The "skyhook" recovery function is similar to that of the arrester net, when the UAV is controlled to fly to the rope, the hook of the unmanned wing tip is used to hook the rope for recovery. The Scanning Eagle UAV in the United States uses this method of recycling.
 

5. Air cushion landing
 

In the 1970s, there were hovercraft and hovercraft, which used the air cushion effect to leave the ground or water. The drone's air cushion landing works the same way. Attach a "rubber skirt" around the belly of the drone. In the middle, there is a bag with a hole, the engine presses the air into the air bag, the compressed air is ejected from the bag hole, and the high-pressure air zone - air cushion is formed under the belly of the aircraft, and the air cushion can support the drone close to the ground without violently impacting the ground. In the mid-1970s, the United States used Australia's "Jindavik" UAV as a research aircraft for air cushion landing to conduct experimental research on air cushion landing projects and achieved great achievements.

The biggest advantage of air cushion landing is that the drone can land on unpaved ground, mud, snow or water, regardless of terrain conditions. In addition, it is not limited by the size and weight of the drone, and the recovery rate is high, it is said that it can reach 1 sortie in 1 minute, and the air recovery is 1 sortie in 1 hour.

6. Vertical landing recovery

Vertical landing UAV is flexible, rapid response, suitable for low-speed, low-altitude close-in flight, can take off and land vertically and hover in the air, does not need a specific landing site, can perform tasks in narrow space, so it is widely used. According to the number and layout of rotors, vertical landing UAVs can be divided into single rotor UAVs, double rotor Uavs, four-rotor UAVs, ornithopters, rolling wing aircraft and flying butterfly UAVs.

What you need to pay attention to is:

1, why with a full bar floor oil straight drop? Anyone with a little discretion wouldn't fly like that, would they?
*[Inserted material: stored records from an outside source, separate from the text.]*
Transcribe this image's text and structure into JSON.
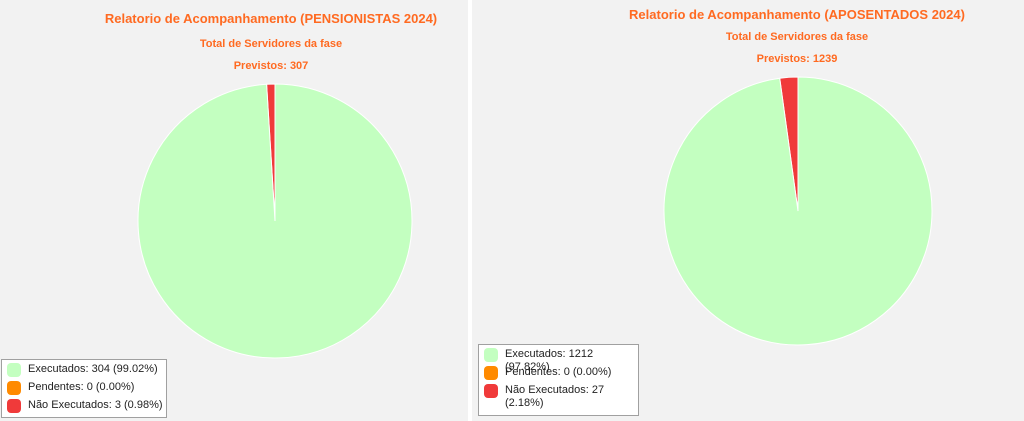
{
  "chart_data": [
    {
      "type": "pie",
      "title": "Relatorio de Acompanhamento (PENSIONISTAS 2024)",
      "subtitle": "Total de Servidores da fase",
      "subtitle2": "Previstos: 307",
      "total": 307,
      "slices": [
        {
          "name": "Executados",
          "value": 304,
          "percent": 99.02,
          "color": "#c3ffc0"
        },
        {
          "name": "Pendentes",
          "value": 0,
          "percent": 0.0,
          "color": "#ff8a00"
        },
        {
          "name": "Não Executados",
          "value": 3,
          "percent": 0.98,
          "color": "#f03a3a"
        }
      ],
      "legend": {
        "placement": "bottom-left",
        "items": [
          "Executados: 304 (99.02%)",
          "Pendentes: 0 (0.00%)",
          "Não Executados: 3 (0.98%)"
        ]
      }
    },
    {
      "type": "pie",
      "title": "Relatorio de Acompanhamento (APOSENTADOS 2024)",
      "subtitle": "Total de Servidores da fase",
      "subtitle2": "Previstos: 1239",
      "total": 1239,
      "slices": [
        {
          "name": "Executados",
          "value": 1212,
          "percent": 97.82,
          "color": "#c3ffc0"
        },
        {
          "name": "Pendentes",
          "value": 0,
          "percent": 0.0,
          "color": "#ff8a00"
        },
        {
          "name": "Não Executados",
          "value": 27,
          "percent": 2.18,
          "color": "#f03a3a"
        }
      ],
      "legend": {
        "placement": "bottom-left",
        "items": [
          "Executados: 1212 (97.82%)",
          "Pendentes: 0 (0.00%)",
          "Não Executados: 27",
          "(2.18%)"
        ]
      }
    }
  ]
}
A: We wanted to show you most clearly the problems that occur when you go straight down at high speed, under more extreme conditions. In fact, as long as the sinking rate exceeds the more safe range, these hidden dangers will objectively exist, especially stall. The factors that lead to the instability of the aircraft are too fast and straight landing, and we would like to emphasize the importance of landing on a course.

2, then I stop in the air, down to a certain height and then break the pole to start the electric machine how?

A: Previous members of the team have tried this on their own, and the result is that they are sent home. Don't play with thousands of devices and lives. Stall is needless to say, after the propeller stops, the flight control can not stabilize the attitude of the aircraft through the adjustment of the speed, we can estimate how many degrees the aircraft will roll in the air.

3, in our test, our spirit 1 withstood the test, the ambient wind speed was not large, the flight control made compensation for the attitude stability, and did not roll over in the air. With the upgrading of UAV products, manufacturers have also made more and more safe limits on the maximum sinking rate, but the route landing still helps to improve the stability and safety of the aircraft.

4. After consuming part of the electricity, because the maximum power was not as high as at the beginning, we could not change the stall state in each high-speed linear descent, and the aircraft fell to the ground repeatedly and could hardly control the direction after bouncing. What was shown in the video was only the most serious loss of control.

5, if the aircraft is mounted on the head camera, the shake during high-speed descent is difficult to eliminate the head, which will affect the quality of the shooting picture. It is also easy to cause damage to the head and camera after falling to the ground.